After I finished the pose and sculpt of the Spartacus character, I created his weapons. I gave him a fairly simple gladius and shield with a snake motif. I also made a shield and some spears that would be displayed on the base.
After seeing many battles, the weapons are pretty beat up and scratched. For the skull and snake motiv on Spartacus’ shield, as well as the designs on the gladius guard, I used alpha masking in Zbrush with the inflate feature in the deformation rollout.
After finishing the weapons, I got started on the environment. I wanted to do it pretty simple, a pile base that would consist of the pile of skulls, and the arms reaching out of the base.

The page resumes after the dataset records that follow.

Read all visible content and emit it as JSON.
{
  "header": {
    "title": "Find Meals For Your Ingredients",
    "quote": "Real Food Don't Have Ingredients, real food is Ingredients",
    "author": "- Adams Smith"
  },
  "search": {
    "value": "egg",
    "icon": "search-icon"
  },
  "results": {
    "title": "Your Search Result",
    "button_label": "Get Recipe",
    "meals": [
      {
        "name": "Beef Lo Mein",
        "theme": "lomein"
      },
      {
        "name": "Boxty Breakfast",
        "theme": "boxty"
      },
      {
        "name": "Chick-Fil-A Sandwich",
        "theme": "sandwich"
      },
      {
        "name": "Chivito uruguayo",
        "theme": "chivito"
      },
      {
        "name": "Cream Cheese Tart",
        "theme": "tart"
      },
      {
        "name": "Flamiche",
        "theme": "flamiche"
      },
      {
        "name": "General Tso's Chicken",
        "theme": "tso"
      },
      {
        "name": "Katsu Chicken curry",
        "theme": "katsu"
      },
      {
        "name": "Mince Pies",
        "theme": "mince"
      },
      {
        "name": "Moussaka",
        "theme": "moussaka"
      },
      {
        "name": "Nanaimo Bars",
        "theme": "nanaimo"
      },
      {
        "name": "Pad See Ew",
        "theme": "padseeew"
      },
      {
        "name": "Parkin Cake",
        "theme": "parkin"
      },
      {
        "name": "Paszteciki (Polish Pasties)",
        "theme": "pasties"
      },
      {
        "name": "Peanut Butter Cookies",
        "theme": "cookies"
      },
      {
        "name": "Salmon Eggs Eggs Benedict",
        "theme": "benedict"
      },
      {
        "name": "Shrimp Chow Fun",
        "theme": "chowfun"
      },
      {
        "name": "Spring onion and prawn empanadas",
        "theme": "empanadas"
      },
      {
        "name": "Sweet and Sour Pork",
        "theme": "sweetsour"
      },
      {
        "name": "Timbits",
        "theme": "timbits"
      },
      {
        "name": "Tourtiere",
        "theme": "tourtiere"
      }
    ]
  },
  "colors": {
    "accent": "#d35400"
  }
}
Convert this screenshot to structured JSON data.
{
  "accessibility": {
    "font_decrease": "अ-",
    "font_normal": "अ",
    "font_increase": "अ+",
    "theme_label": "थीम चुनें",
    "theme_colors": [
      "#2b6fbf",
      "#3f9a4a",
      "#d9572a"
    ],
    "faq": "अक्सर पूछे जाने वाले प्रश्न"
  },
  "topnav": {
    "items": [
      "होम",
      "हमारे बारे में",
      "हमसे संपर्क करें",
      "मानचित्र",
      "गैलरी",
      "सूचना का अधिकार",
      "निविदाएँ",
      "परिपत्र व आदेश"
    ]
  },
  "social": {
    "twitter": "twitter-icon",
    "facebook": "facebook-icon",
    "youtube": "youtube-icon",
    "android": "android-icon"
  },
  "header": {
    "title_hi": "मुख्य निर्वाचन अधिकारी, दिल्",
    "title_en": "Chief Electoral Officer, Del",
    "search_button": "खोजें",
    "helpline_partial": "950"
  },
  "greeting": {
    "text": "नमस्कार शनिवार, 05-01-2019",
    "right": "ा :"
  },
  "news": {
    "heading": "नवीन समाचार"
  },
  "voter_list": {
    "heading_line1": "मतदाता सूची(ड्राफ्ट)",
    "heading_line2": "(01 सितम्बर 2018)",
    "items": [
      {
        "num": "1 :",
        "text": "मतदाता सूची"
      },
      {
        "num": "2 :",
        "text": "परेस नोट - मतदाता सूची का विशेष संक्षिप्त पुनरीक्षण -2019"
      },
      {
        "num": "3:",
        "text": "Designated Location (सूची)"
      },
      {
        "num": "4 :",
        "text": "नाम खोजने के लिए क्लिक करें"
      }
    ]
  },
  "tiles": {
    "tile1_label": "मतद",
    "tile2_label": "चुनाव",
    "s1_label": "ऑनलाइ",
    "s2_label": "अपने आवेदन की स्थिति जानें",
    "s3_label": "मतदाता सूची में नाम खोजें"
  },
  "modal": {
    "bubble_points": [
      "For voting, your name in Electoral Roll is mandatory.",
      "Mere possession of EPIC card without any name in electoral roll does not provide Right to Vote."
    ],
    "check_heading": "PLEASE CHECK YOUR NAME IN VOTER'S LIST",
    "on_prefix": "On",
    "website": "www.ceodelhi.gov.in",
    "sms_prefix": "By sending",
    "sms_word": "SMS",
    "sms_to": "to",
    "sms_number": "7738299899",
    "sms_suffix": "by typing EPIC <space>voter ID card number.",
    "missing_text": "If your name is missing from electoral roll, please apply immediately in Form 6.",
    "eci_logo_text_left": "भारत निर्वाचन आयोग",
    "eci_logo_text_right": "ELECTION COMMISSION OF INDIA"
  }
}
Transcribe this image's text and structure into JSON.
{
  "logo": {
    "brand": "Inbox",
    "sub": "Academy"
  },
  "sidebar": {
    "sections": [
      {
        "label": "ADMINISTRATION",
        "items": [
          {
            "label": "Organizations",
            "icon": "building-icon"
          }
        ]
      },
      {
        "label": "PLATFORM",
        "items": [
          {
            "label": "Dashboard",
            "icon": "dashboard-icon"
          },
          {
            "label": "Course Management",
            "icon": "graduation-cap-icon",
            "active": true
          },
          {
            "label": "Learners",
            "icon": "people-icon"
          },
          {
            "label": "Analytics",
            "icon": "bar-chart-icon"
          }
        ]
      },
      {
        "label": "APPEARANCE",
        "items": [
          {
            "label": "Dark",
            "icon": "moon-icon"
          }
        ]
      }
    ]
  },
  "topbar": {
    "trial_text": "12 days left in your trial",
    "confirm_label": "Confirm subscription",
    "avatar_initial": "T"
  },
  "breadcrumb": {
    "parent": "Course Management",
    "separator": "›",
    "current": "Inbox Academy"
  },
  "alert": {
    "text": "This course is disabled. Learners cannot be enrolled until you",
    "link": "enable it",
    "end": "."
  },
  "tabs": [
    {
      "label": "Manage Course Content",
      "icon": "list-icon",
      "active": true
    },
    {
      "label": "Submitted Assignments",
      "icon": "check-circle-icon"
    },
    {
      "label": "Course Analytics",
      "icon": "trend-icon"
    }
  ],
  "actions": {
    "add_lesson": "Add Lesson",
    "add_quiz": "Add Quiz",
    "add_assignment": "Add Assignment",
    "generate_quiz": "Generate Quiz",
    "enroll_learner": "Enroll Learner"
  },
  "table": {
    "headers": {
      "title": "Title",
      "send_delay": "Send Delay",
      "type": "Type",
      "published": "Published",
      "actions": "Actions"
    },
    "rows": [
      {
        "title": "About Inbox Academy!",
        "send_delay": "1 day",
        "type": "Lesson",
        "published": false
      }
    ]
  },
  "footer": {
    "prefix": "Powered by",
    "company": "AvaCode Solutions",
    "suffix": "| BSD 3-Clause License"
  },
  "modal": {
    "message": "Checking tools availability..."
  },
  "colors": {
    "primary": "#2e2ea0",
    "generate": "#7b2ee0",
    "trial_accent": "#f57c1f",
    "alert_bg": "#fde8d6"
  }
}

At first, I decided to try sculpting the skulls into the base manually, one by one. After getting pretty far into the process, I decided to scrap it, as it got kind of messy and required several retopology sessions to get the proper topology.
Instead, I decided to sculpt the base as a living creature rather than a pile of inanimate skulls, twisting and writhing, with outlines of skulls pressing against the skin from inside, trying to escape. In addition, I added some skulls and skeletal parts as separate meshes on top, where the character stands. This approach was much more manageable and time efficient. Had I gone with this from the beginning, I could have saved myself a bit of work.
I wanted the arms to be strong, big and powerful, yet decaying. So rather than going for skeletal arms, or thin tentacle type arms, I looked at some artwork of Venom from Spider-Man. Venom is large and muscular, but his body composition typically stretches and morphs as he moves. I wanted the arms to kind of do that.
Additionally, I wanted them to have a decaying look. I decided to sculpt in torn skin and open wounds with rotting flesh in the arms, to both achieve a more decaying look and make them look that much more grotesque.